An attendee noted that when it comes to the funding of different sectors, generally the human side is considered primary, the animal side is secondary, and ecosystem and plants are tertiary, and that set of priorities is reflected in how much investment and funding goes to each sector. The idea of sharing one voice implies that all voices will have the same level of influence, but she noted that this is not reflected in practice. She wondered whether there is a willingness to elevate perspectives that have been marginalized. Plowright agreed that unequal weight of importance is assigned to these different knowledge areas, and that social and environmental sciences are also often left out of strategic or funding conversations. She noted that
this work should be highly integrative, but there is limited funding, and funding agencies are also often not set up with the appropriate expertise to review transdisciplinary project proposals.

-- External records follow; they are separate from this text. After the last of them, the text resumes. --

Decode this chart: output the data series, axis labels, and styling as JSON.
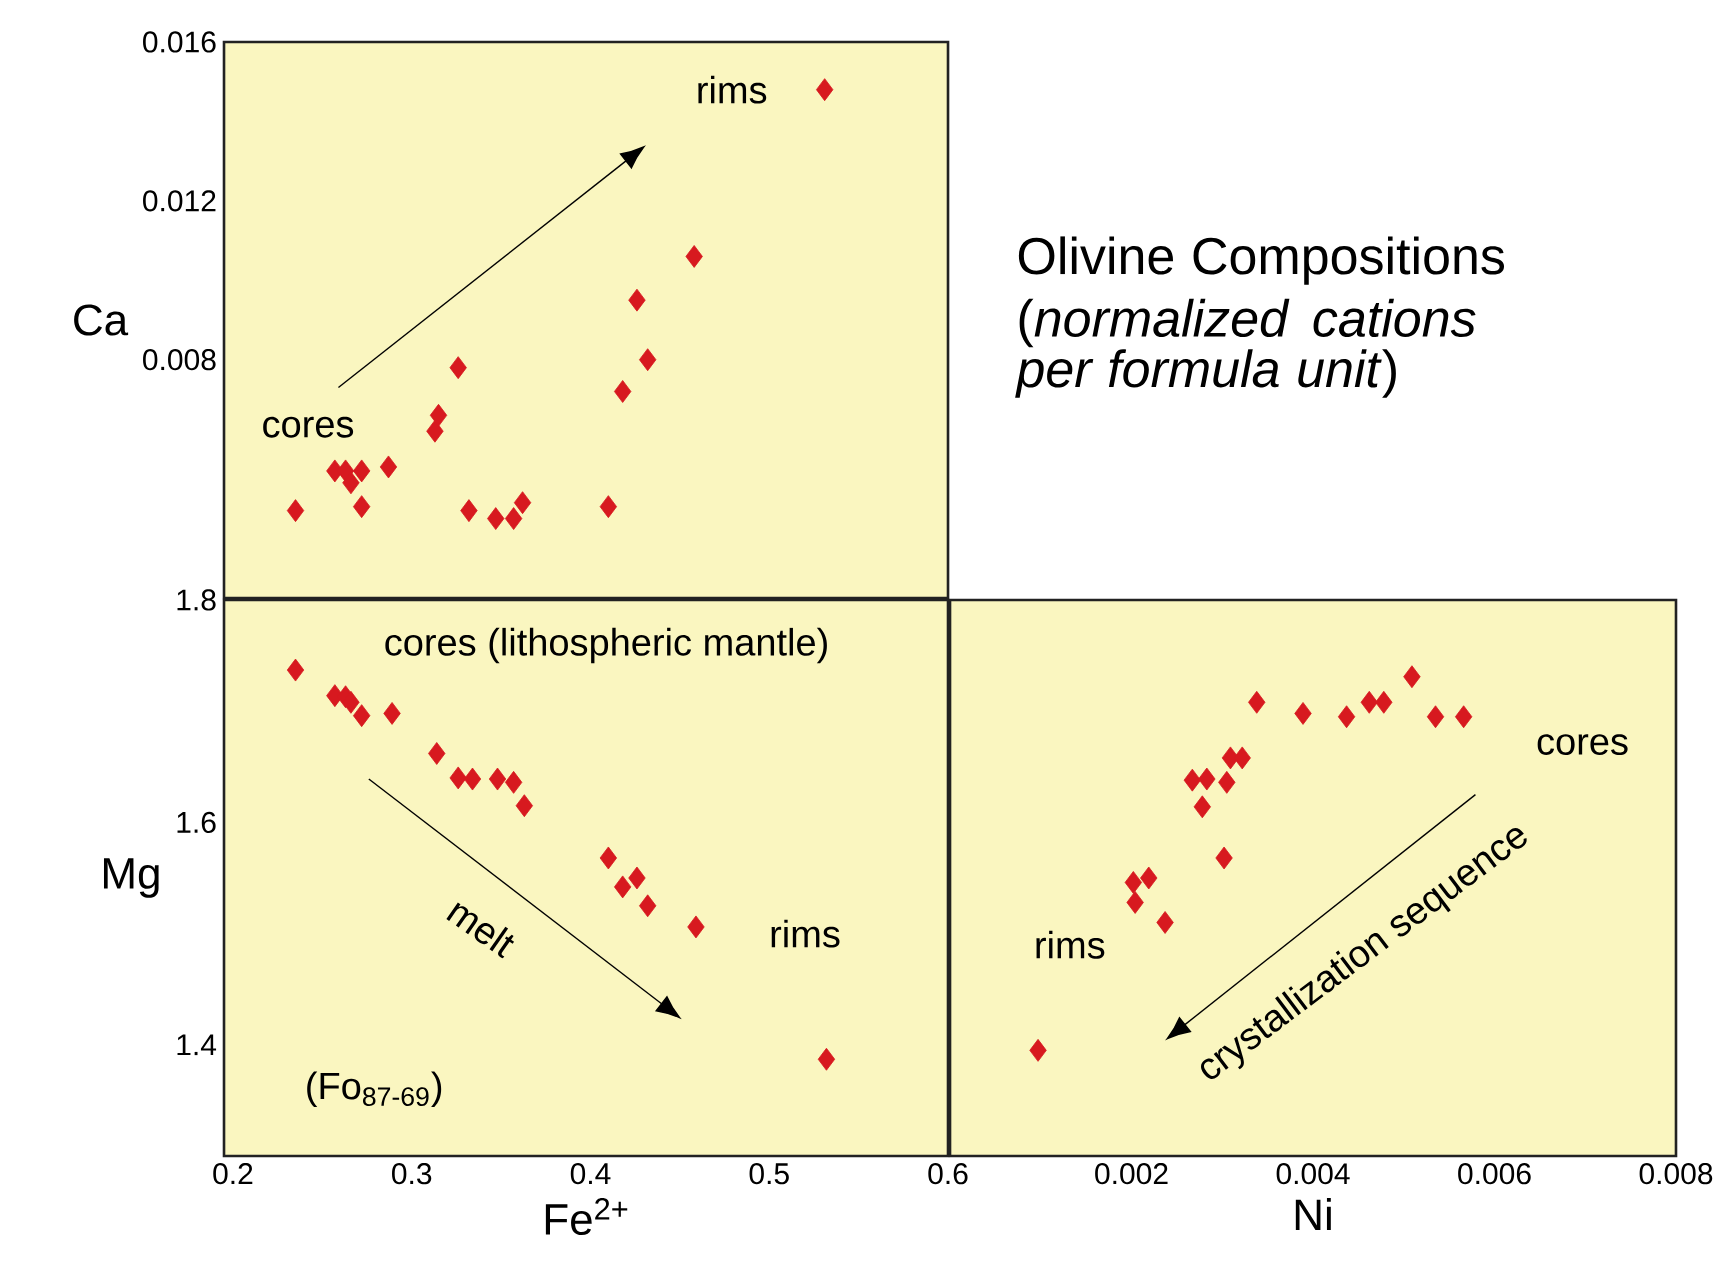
{
  "chart_data": [
    {
      "type": "scatter",
      "ylabel": "Ca",
      "xlim": [
        0.195,
        0.6
      ],
      "ylim": [
        0.002,
        0.016
      ],
      "yticks": [
        0.008,
        0.012,
        0.016
      ],
      "tick_labels": "y",
      "marker": "diamond",
      "series": [
        {
          "color": "#d7191f",
          "x": [
            0.235,
            0.257,
            0.263,
            0.266,
            0.272,
            0.272,
            0.287,
            0.313,
            0.315,
            0.326,
            0.332,
            0.347,
            0.357,
            0.362,
            0.41,
            0.418,
            0.426,
            0.432,
            0.458,
            0.531
          ],
          "values": [
            0.0042,
            0.0052,
            0.0052,
            0.0049,
            0.0052,
            0.0043,
            0.0053,
            0.0062,
            0.0066,
            0.0078,
            0.0042,
            0.004,
            0.004,
            0.0044,
            0.0043,
            0.0072,
            0.0095,
            0.008,
            0.0106,
            0.0148
          ]
        }
      ],
      "annotations": [
        "cores",
        "rims"
      ]
    },
    {
      "type": "scatter",
      "xlabel": "Fe$^{2+}$",
      "ylabel": "Mg",
      "xlim": [
        0.195,
        0.6
      ],
      "ylim": [
        1.3,
        1.8
      ],
      "xticks": [
        0.2,
        0.3,
        0.4,
        0.5,
        0.6
      ],
      "yticks": [
        1.4,
        1.6,
        1.8
      ],
      "marker": "diamond",
      "series": [
        {
          "color": "#d7191f",
          "x": [
            0.235,
            0.257,
            0.263,
            0.266,
            0.272,
            0.289,
            0.314,
            0.326,
            0.334,
            0.348,
            0.357,
            0.363,
            0.41,
            0.418,
            0.426,
            0.432,
            0.459,
            0.532
          ],
          "values": [
            1.737,
            1.714,
            1.713,
            1.708,
            1.696,
            1.698,
            1.662,
            1.64,
            1.639,
            1.639,
            1.636,
            1.615,
            1.568,
            1.542,
            1.55,
            1.525,
            1.506,
            1.387
          ]
        }
      ],
      "annotations": [
        "cores  (lithospheric mantle)",
        "melt",
        "rims",
        "(Fo$_{87-69}$)"
      ]
    },
    {
      "type": "scatter",
      "xlabel": "Ni",
      "xlim": [
        0,
        0.008
      ],
      "ylim": [
        1.3,
        1.8
      ],
      "xticks": [
        0.002,
        0.004,
        0.006,
        0.008
      ],
      "tick_labels": "x",
      "marker": "diamond",
      "series": [
        {
          "color": "#d7191f",
          "x": [
            0.00097,
            0.00202,
            0.00219,
            0.00204,
            0.00237,
            0.00302,
            0.00267,
            0.00283,
            0.00278,
            0.00305,
            0.00309,
            0.00322,
            0.00338,
            0.00389,
            0.00437,
            0.00462,
            0.00478,
            0.00509,
            0.00535,
            0.00566
          ],
          "values": [
            1.395,
            1.546,
            1.55,
            1.528,
            1.51,
            1.568,
            1.638,
            1.639,
            1.614,
            1.636,
            1.658,
            1.658,
            1.708,
            1.698,
            1.695,
            1.708,
            1.708,
            1.731,
            1.695,
            1.695
          ]
        }
      ],
      "annotations": [
        "cores",
        "rims",
        "crystallization sequence"
      ]
    },
    {
      "type": "other",
      "title": "Olivine Compositions",
      "subtitle": "(*normalized cations per formula unit*)"
    }
  ]
}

An audience member proposed that in LMICs where immediately identifying an initial spillover is not feasible, a successful strategy may be to identify patients relatively early in an outbreak and work backwards to identify patient 0. He asked for the panel’s thoughts on how to identify a feasible starting point for detecting the first case. Plowright answered that it is very important to understand the context within which pathogens are circulating and how each local or regional community is operating. Whether setting the goal for preventing patient 50 or patient 0 will depend on two factors, she said. If it involves a highly infectious pathogen, there is little time to intervene before the outbreak spreads beyond control. Therefore, it is important to intervene as upstream as possible in the outbreak dynamic for such a pathogen. She also noted that there is a lack of metadata on environmental conditions and other factors influencing pathogen spillover, particularly in Africa and Southeast Asia, making these very difficult systems to study. Collecting this data will require significant time and investment, she said, but doing so will facilitate the ability to detect and respond to infections earlier in the outbreak cycle.

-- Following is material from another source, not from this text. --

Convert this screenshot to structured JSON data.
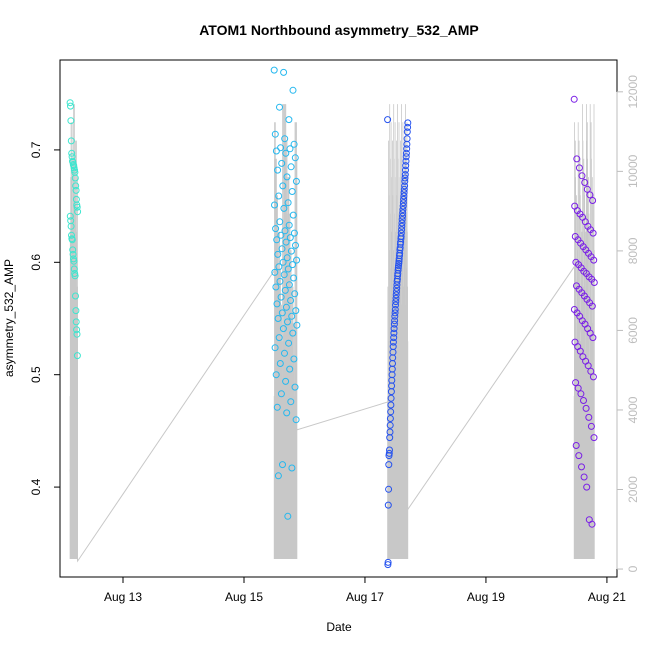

Jonathan Sleeman, U.S. Geological Survey, reflected on the expressed need for more evidence and increasing the data collection to understand these systems, but he wondered whether current knowledge is sufficient and the concepts generalizable enough to start taking action now, given how high the risks are. Cassetti answered that in some cases there is enough knowledge, but there is a lack of political will to invest in implementing the solutions. Plowright added that there are significant actions that can be taken now with the current knowledge about the risks of inaction and the benefits of solutions. For example, building resilient ecosystems also has benefits for clean water and air, climate mitigation, and biodiversity conservation, but the political will to invest in prevention is also necessary to commit to these initiatives, she said. A participant commented that it is a challenge to receive funding that encompasses a true One Health approach, holistically assessing human, environmental, and animal health.